– PORTLAND – The Jewish New Year, or Rosh Hashana, begins at sundown tonight and continues through Friday evening. Rosh Hashana is a festive time, with families and friends gathering to eat together, with special challah bread and an apple dipped in honey to symbolize the hope that we have a sweet year.

The holiday also begins an important time in the Jewish tradition for individuals to examine how we are leading our lives. There are 10 days of repentance between Rosh Hashana and Yom Kippur (which occurs this year on Oct. 7 and 8), and this is a time of reflection for Jewish people.

When we look outside in the nature around us in Maine, we are able to go leaf peeping and see the beauty of the world. In Judaism, we are also now supposed to be going “soul peeping,” exploring the soul’s innermost variations and colors.

Every person’s soul has a special intensity or lightness of color that varies with time and age. We are capable of different good actions at different stages in life.

This is what I mean by soul peeping. We have to look inward and find out what good deeds we are now capable of performing.

On Rosh Hashana, God is said to sit on his throne of judgment deciding on the fate of all humanity. It is said that every good deed that we do in the world can influence the scales of justice in heaven to bend toward divine mercy and compassion.

The highlight of the day on Rosh Hashana is the blowing of the shofar, or ram’s horn, in the synagogue.

The blast of the shofar can be heard on two different levels. In our world, the shofar blast awakens the listeners to perform teshuva, a Hebrew word that means “return.”

In the same way that an alarm clock can wake us up from our nighttime slumber, the shofar blast jolts people to “Wake up!” and start the process of returning to reclaim our identity. The shofar blast should enable us to change paths and start life in a new and better direction.

This is one explanation of the shofar blast – that the sound awakens us to lead better lives.

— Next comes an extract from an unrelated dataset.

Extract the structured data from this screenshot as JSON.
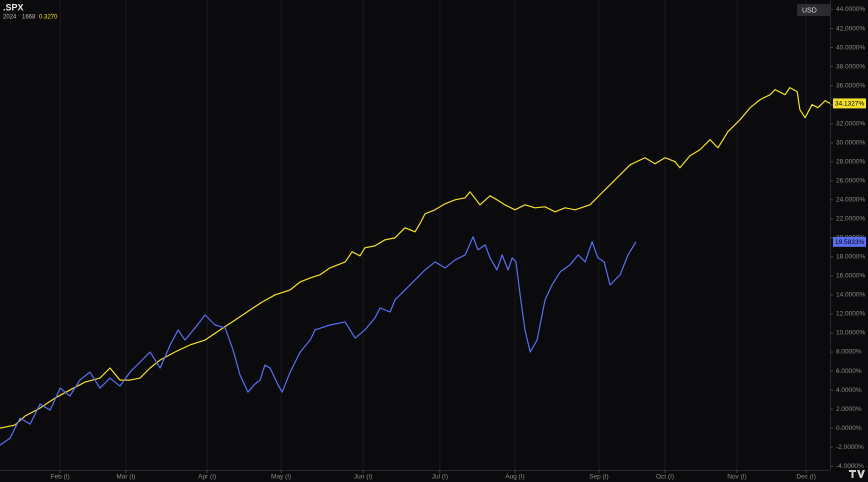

A different mystical explanation of the sound of the shofar speaks to the idea that the blast of the horn resonates with hidden meanings that can elevate our prayers toward the highest chambers of heaven, to the throne of the all-powerful God. That sound can cause God to pay attention to us.

This past weekend at the Portland Marriot at Sable Oaks, I heard former Gov. Angus King speak at a dinner honoring Rabbi Harry Sky for Sky’s 50 years of service in Maine.

The former governor, while roasting Sky in a good spirit, also talked briefly about religion and about the “truth.” He spoke about the need to appreciate the truths of different religions.

King said that when he was younger, he had a friend who used to say that, “God is the only one who has the truth in the world and God is not paying attention.”

While King may have said those remarks in jest, in tune with the rest of his friendly and humorous remarks that evening, the theological idea made me pause to consider the concept that God was not listening.

When we look at all the suffering in the world and consider all the people in physical pain or financial distress, it might be hard to see how God is paying attention. Nevertheless, tradition teaches that God is waiting for us to return to him and that God can help us.

With the shofar blast on Rosh Hashana, we not only try to awaken ourselves to do good, but we also try to awaken God as well to heed our prayers and show compassion to us.

The mystical idea in Judaism teaches us that the blast of the shofar carries with it a unique sound. The shofar blast is so powerful that it can pierce the highest chambers of heaven and cause God to hear and answer us.

Ultimately, we do not know what is going on up above, but one thing is for certain. We can hear the sound of the shofar in this world.

We can let the sound pierce our souls and cause us to alter our behavior, so that we to behave with the principle of holiness in all our actions.

The shofar is the symbol of the Jewish New Year. With each New Year we have great reason to celebrate life.

The shofar sound tells us that we can celebrate life by taking life seriously.